- A million class members will get nothing but a letter telling them to check the plenum when they go for their 40,000-mile service.
- VW will perform an expensive preventative service action on some, but not all, VWs that might suffer this problem.
- An $8 million settlement fund is set up to pay damages for some, but not all, VWs that have suffered damage
Let's look at #2 for a second. According to the plaintiff's own expert, VW will spend $55 million on that service action. According to the same expert, if VW does not perform the maintenance, those vehicles will suffer $24 million in damage. (The expert then remarkably triple-counts this as a benefit to the class: the $24 million in damage avoided, plus $55 million in VW expenses for the service action, plus another $24 million for the avoided diminution of value of the vehicle that would have occurred if the vehicles suffered damage and then weren't repaired. Thus, according to the expert, this component of the settlement is worth over $103 million.) Spending $55 million to avoid $24 million in damage is the very definition of economic inefficiency.

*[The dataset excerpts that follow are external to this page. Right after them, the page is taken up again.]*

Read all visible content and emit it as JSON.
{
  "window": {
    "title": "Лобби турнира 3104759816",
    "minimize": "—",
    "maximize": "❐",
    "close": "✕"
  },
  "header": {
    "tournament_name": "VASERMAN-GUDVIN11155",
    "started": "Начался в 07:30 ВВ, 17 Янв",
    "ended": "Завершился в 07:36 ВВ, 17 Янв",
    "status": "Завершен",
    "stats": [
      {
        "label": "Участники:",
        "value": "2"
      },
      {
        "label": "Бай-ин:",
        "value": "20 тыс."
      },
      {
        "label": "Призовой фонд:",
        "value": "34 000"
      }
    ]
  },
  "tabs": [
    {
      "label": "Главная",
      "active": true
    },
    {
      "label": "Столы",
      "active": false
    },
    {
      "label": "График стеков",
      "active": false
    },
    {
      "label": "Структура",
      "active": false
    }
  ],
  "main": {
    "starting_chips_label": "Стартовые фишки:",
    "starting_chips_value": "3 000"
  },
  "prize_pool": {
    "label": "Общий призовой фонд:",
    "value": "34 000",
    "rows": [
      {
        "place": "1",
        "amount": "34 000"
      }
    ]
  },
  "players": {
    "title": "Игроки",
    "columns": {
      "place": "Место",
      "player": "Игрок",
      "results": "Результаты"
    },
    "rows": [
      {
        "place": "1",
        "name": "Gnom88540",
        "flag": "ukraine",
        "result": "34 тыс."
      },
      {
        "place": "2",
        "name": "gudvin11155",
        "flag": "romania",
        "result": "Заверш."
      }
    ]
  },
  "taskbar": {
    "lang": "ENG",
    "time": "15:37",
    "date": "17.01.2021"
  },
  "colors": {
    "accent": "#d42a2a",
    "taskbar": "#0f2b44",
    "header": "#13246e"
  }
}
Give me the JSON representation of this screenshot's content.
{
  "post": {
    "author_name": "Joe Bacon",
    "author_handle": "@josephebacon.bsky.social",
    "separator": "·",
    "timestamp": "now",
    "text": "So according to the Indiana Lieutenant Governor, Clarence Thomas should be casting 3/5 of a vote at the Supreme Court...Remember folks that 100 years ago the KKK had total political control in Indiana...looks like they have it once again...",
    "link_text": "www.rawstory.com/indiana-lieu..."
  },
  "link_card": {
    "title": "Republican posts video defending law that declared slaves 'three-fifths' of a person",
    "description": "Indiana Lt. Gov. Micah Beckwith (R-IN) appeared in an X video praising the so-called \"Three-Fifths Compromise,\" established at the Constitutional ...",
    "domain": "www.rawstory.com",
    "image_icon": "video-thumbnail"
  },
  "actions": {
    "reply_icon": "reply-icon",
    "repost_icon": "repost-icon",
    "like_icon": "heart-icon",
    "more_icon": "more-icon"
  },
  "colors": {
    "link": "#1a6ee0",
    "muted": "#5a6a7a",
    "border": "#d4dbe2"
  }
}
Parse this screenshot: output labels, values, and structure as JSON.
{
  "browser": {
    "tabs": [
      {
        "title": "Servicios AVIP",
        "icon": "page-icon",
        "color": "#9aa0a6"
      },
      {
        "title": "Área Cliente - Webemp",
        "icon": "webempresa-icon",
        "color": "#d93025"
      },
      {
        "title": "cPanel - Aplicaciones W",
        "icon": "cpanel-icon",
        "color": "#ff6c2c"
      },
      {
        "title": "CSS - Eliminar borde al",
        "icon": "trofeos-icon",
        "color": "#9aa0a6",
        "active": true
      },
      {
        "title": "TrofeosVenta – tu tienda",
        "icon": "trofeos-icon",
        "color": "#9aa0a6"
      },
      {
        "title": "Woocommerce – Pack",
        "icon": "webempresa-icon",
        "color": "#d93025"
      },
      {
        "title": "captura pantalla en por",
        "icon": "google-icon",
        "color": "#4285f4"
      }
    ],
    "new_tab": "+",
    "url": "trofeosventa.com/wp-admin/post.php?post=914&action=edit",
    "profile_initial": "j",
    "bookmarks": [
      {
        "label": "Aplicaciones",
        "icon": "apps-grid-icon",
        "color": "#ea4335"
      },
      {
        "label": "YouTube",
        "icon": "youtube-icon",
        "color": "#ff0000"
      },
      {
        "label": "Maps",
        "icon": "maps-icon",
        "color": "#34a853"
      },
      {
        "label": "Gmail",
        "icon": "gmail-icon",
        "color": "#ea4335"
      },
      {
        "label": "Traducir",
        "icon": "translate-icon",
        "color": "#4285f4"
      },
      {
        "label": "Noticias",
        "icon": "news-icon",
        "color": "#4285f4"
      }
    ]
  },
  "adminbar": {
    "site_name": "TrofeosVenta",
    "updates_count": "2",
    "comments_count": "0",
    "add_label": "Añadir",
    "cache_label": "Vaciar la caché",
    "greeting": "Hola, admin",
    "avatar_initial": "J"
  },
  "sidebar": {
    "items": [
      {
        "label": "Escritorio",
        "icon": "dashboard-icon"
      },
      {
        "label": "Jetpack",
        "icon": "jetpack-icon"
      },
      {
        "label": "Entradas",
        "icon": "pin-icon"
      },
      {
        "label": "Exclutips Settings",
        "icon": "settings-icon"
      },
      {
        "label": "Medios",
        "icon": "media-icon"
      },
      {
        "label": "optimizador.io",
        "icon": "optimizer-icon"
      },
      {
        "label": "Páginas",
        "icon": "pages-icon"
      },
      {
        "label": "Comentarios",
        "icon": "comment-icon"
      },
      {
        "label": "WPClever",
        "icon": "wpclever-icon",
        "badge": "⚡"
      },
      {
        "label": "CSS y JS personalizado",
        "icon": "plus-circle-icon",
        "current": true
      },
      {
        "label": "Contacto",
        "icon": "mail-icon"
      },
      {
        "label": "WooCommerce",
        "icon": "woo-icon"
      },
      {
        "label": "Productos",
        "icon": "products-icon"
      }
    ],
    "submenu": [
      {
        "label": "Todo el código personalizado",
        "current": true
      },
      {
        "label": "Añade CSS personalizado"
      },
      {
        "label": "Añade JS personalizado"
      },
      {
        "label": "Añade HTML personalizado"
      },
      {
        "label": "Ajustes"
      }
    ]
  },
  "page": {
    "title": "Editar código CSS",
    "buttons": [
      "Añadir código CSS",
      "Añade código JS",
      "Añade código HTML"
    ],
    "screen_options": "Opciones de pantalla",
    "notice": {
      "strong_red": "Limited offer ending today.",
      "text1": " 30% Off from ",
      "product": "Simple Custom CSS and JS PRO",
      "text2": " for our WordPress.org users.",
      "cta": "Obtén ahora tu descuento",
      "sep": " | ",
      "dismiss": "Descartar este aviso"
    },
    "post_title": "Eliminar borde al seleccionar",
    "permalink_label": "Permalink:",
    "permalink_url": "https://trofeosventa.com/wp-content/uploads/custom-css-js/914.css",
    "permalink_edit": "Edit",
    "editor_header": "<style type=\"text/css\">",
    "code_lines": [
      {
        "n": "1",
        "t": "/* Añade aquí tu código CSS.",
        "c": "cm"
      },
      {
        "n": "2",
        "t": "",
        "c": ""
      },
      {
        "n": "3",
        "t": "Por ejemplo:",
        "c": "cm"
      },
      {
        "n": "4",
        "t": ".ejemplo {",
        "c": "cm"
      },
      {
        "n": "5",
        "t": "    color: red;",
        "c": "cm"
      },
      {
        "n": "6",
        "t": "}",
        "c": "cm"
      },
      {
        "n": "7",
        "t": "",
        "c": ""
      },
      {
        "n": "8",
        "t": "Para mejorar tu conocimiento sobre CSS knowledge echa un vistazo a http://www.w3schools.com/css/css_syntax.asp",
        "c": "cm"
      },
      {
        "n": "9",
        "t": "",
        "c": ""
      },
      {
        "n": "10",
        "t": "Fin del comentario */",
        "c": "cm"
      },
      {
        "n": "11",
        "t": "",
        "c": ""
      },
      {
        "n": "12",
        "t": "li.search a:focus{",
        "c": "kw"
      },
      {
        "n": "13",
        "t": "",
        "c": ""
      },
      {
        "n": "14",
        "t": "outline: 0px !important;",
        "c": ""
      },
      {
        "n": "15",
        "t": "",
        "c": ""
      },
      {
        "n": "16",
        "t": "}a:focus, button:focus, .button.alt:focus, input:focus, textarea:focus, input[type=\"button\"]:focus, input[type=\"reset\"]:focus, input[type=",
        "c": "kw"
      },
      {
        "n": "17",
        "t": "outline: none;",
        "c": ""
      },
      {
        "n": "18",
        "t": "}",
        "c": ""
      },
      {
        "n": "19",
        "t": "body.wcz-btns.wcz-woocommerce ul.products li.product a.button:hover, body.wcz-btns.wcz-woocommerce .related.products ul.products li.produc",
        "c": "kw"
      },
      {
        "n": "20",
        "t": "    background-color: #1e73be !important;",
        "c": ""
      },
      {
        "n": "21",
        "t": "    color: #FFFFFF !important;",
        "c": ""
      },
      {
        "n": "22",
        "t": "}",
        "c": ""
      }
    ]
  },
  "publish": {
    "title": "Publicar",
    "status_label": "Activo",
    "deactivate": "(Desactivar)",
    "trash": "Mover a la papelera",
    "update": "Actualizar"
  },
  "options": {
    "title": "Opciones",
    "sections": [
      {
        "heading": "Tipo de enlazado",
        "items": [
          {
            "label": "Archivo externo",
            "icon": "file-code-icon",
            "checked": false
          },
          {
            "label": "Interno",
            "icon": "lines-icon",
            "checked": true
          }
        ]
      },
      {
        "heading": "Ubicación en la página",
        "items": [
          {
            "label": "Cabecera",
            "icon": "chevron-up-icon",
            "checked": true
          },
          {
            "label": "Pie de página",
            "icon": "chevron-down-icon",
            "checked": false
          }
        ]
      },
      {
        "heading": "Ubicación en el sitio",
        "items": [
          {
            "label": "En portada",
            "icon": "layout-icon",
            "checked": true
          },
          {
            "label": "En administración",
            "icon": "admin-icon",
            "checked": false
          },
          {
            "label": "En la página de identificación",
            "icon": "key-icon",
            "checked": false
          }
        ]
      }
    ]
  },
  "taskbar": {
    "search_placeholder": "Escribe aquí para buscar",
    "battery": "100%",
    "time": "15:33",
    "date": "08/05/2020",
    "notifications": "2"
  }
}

But consumers lose out. Some of the class members who are getting nothing but a letter—including one of my clients—have suffered actual damage from sunroof leakage. They're not getting paid under this settlement and are being forced to release their claims, which are no less meritorious than the claims that are getting paid.
The only possible reason for plaintiffs' attorneys to insist upon this convoluted remedy is to increase attorneys' fees. By making Volkswagen engage in wasteful spending, they pump up the alleged value of the settlement and then argue that they're entitled to over $23 million in attorneys' fees and costs, to be paid separately by Volkswagen.
It would have been very easy to structure a settlement so that Volkswagen created a $48 million fund to cover repairs to every vehicle that suffered water damage from a sunroof leak. Every VW owner who had the problem in the past or in the future would be able to collect; Volkswagen would be out of pocket $48 million instead of $70-$90 million; the attorneys could have made a plausible claim for $10 million in attorneys' fees and costs from the fund, which would still be close to twice an exaggerated lodestar. Instead, the parties negotiated a settlement that made everyone—consumers and Volkswagen—worse off. Well, everyone except the attorneys, if Judge Patty Shwartz buys the quack economic testimony and awards the full fee request.
Under Rule 23(e), a judge is not to approve a settlement unless it is "fair, adequate, and reasonable." It is hard to see how this settlement is fair or reasonable; and it demonstrates the failure of legal ethics that the class attorneys could structure this settlement and make that fee request without fear of sanction, even as they put their own interests ahead of their clients.
The four-hour fairness hearing, consisting mostly of the economic expert rationalizing his calculation and the attorneys arguing over fees, was last Monday in a Newark federal courtroom. I look forward to seeing how the judge will rule.